Tuesday, March 28, 2017. 12:00PM. NSH 3305.
Manzil Zaheer - Exponential Stochastic Cellular Automata For Massively Parallel Inference
Abstract: Often statistical models and inference procedures thereof are directly not good fit for the modern computational resources. To elaborate, current computational resources are racks of fast, cheap, and heavily multicored machines yet with a limited memory bandwidth whereas inference strategies can be inherently sequentially like Gibbs sampling or memory access intensive like expectation-maximization or other variational inference.
In this talk, we discuss an embarrassingly parallel, memory efficient inference algorithm for latent variable models in which the complete data likelihood is in the exponential family.
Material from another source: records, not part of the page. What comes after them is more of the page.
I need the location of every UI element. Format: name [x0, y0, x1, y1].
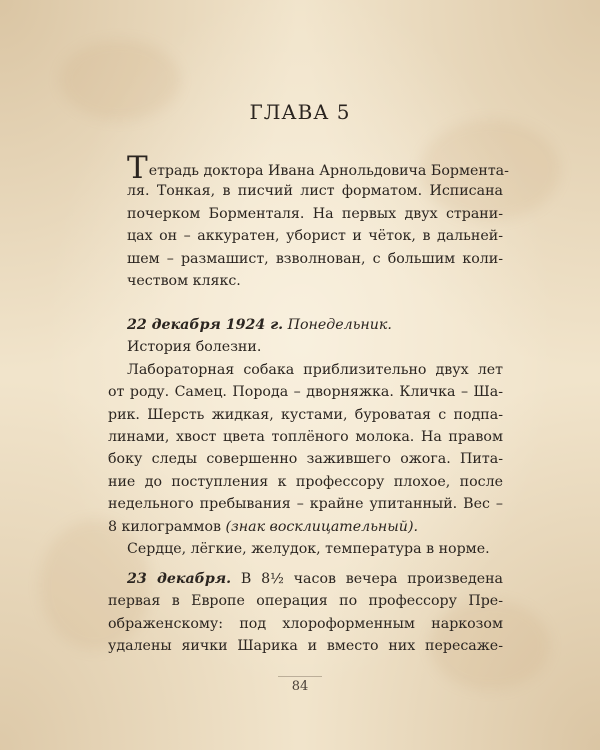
- text-line: [127, 150, 509, 186]
- intro-paragraph: [127, 150, 509, 292]
- weight-line: [108, 516, 503, 538]
- text-line: рик. Шерсть жидкая, кустами, буроватая с подпа-: [108, 406, 503, 423]
- entry-date: 23 декабря.: [127, 571, 232, 587]
- footer-rule: [278, 676, 322, 677]
- text-line: почерком Борменталя. На первых двух страни-: [127, 205, 503, 222]
- text-line: шем – размашист, взволнован, с большим коли-: [127, 250, 503, 267]
- entry-heading: История болезни.: [127, 339, 262, 356]
- diary-entry-2: [108, 568, 503, 658]
- text-line-content: етрадь доктора Ивана Арнольдовича Бормента-: [148, 163, 509, 179]
- text-line: боку следы совершенно зажившего ожога. Пита-: [108, 451, 503, 468]
- text-line: первая в Европе операция по профессору Пре-: [108, 593, 503, 610]
- text-line-content: В 8½ часов вечера произведена: [231, 571, 504, 587]
- text-line: линами, хвост цвета топлёного молока. На правом: [108, 428, 503, 445]
- text-line: ображенскому: под хлороформенным наркозом: [108, 615, 503, 632]
- text-line: ля. Тонкая, в писчий лист форматом. Исписана: [127, 183, 503, 200]
- entry-date-line: [108, 568, 503, 590]
- text-line: Лабораторная собака приблизительно двух лет: [127, 361, 503, 378]
- entry-date: 22 декабря 1924 г.: [127, 317, 284, 333]
- text-line: удалены яички Шарика и вместо них пересаже-: [108, 638, 503, 655]
- entry-weekday: Понедельник.: [283, 317, 392, 333]
- drop-cap: Т: [127, 150, 148, 186]
- page-number: 84: [291, 679, 309, 694]
- entry-date-line: [127, 314, 503, 336]
- text-line: Сердце, лёгкие, желудок, температура в норме.: [127, 540, 490, 557]
- text-line: ние до поступления к профессору плохое, после: [108, 473, 503, 490]
- chapter-title: ГЛАВА 5: [249, 100, 351, 124]
- weight-value: 8 килограммов: [108, 518, 226, 535]
- text-line: цах он – аккуратен, уборист и чёток, в дальней-: [127, 228, 503, 245]
- text-line: недельного пребывания – крайне упитанный. Вес –: [108, 496, 503, 513]
- text-line: чеством клякс.: [127, 272, 241, 289]
- weight-note: (знак восклицательный).: [225, 518, 418, 535]
- diary-entry-1: [108, 314, 503, 560]
- text-line: от роду. Самец. Порода – дворняжка. Кличка – Ша-: [108, 384, 503, 401]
The algorithm is a stochastic cellular automaton and converges to a valid maximum a posteriori fixed point. We explore further tricks to improve performance by reducing pressure on memory bandwidth by use of better data structures.
We apply the algorithm to Gaussian mixture model (GMM) and latent Dirichlet allocation (LDA) and empirically find that our algorithm is order of magnitudes faster than state-of-the-art approaches. A simple C++/MPI implementation on a 16-node cluster can sample more than a billion tokens per second in case of LDA and a million images in case of GMM.
This is a joint work with Alex Smola, Jean-Baptiste Tristan, Michael Wick, and Satwik Kottur.